The standards, which were adopted in North Carolina in 2010, are supposed to set a clear, consistent blueprint for what students should learn from kindergarten through high school. The idea is to better prepare them for college and careers.

All but five states have adopted Common Core, but it has increasingly come under attack, particularly from conservatives, and some states are now considering dropping the standards.

The opposition led legislative leaders to create the committee.

Its first meeting was built around presentations explaining the standards. The national perspective came from Michael Brickman, a former education policy adviser to Wisconsin Gov. Scott Walker, a Republican. Brickman is now national policy director at the Thomas B. Fordham Institute, a conservative education think tank.

The institute had evaluated standards used in North Carolina before Common Core, and gave it a grade of D in both math and English, putting it among the worst states in the nation, Brickman said. Common Core, meanwhile, rated an A- in math and a B+ for English.

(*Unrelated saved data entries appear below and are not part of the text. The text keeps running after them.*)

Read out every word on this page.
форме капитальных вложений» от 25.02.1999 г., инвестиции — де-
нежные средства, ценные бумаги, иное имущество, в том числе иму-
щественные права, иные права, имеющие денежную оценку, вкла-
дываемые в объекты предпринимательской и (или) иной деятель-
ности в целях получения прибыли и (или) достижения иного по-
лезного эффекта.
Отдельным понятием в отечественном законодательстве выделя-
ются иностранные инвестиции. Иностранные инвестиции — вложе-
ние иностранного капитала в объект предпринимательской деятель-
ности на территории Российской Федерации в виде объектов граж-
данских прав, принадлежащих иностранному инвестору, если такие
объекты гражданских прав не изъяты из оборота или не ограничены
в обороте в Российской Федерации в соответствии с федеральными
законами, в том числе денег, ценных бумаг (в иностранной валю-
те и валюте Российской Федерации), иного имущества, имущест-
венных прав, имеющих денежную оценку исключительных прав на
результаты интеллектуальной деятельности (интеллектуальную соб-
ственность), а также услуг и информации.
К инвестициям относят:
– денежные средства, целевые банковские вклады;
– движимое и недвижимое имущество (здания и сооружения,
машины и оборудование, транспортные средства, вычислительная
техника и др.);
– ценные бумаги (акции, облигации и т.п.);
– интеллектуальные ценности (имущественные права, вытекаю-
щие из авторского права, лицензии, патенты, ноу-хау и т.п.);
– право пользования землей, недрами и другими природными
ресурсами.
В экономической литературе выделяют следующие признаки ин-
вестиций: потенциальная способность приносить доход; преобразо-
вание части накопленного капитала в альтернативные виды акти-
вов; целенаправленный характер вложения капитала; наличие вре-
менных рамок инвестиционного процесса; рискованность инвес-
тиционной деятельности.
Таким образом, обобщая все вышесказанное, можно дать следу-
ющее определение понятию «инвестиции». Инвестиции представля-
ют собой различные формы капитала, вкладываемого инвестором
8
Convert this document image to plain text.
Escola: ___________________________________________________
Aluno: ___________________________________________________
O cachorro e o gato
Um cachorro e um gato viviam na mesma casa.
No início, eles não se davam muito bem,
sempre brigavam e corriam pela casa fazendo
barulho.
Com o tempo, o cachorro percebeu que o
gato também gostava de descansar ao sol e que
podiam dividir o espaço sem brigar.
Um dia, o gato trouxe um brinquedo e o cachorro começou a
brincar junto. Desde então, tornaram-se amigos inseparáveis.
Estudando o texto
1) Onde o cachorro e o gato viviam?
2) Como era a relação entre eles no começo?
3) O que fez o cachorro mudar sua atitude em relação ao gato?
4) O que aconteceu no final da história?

There are real problems with Common Core, he said, but also plenty of Internet-nourished myth, and the new standards are a major improvement on what North Carolina had before.

“I’ve read plenty on blogs about how the Common Core is focusing on politics, or social issues, but you won’t find those things in the Common Core,” he said.

Some states had modified the standards to mitigate potential problems, he said, and suggested that North Carolina do the same, after the committee gets a chance to hear from other speakers and the public.

Creating a substantially new set of standards, he said, would force teachers to adapt to their third version in 10 years, which was asking too much.

“I think there are ways to make it better, but I would encourage you to start from where you are and learn from what other states have done to make this the best possible reform for kids,” he said.

Tillman said the standards needed to be retooled in ways that make sense for North Carolina, and renamed.

“We bought into a national movement that’s got some good standards, and some standards have rigor, and some are not great and age appropriate,” he said. “Take the bad ones and throw ’em out and add our own and there’s ‘North Carolina Standards.’”

He asked State Superintendent June Atkinson, one of Tuesday’s main speakers, if that were possible. The schools chief said that certainly the name could be changed and that the standards could be fine-tuned. Substantial changes, though, would require retraining teachers, which would be hard on them as well as the state’s budget, she said.

Since adopting the standards, the state has spent $27 million to train teachers, providing most of them 60 to 80 hours of professional development, she said.

That money came from a $400 million federal grant for which the state became eligible after adopting Common Core.

Several other committee members said they had been flooded with emails, Facebook postings and other contacts from people wanting to complain about Common Core.

Bill Cobey, chairman of the State Board of Education, told the committee that he was aware of the opposition to the standards, and of problems with implementation, particularly with testing.

He also had received complaints that Common Core ceded control of the state’s schools to the federal government. If he thought that were true, though, Cobey said, he would oppose it himself.

But what he really believes is that the standards will help North Carolina students compete in the global economy.

Common Core has become a favorite target of tea party activists and talk radio personalities such as Glenn Beck, who calls them left-wing indoctrination.

Lt. Gov. Dan Forest, a Republican who is a member of the N.C.Board of Education, has been a frequent and vocal critic of the standards. Gov. Pat McCrory, though, supports them, as does a long list of North Carolina business leaders, including Jim Goodnight, CEO of SAS; and Harvey Schmitt, president and CEO of the Greater Raleigh Chamber of Commerce.

Red Hat President and CEO Jim Whitehurst said this week that he had seen widespread agreement among business leaders for Common Core’s higher standards and common performance measures.

“This is probably the single most vetted, talked about set of standards around education that’s ever been,” he said.

N.C. Chamber CEO Lew Ebert said North Carolinians should be thanking Texas, a major business competitor, for not adopting Common Core.

“If you had to pick something that could guarantee North Carolina gets left behind, it would be to miss this opportunity,” he said of the new standards. “We’d be left behind. There’s five states that have chosen not to be part of the modern world.”

The 16-member joint study committee was charged with studying the standards and making recommendations, which could include a draft bill. One of the committee’s co-chairmen Sen. Dan Soucek, a Watauga Republican, said he expected it to meet three more times.

Atkinson, Cobey and Brickman are all proponents of the standards. It’s likely, Soucek said, that experts who are opponents of Common Core will be asked to speak to the group, too.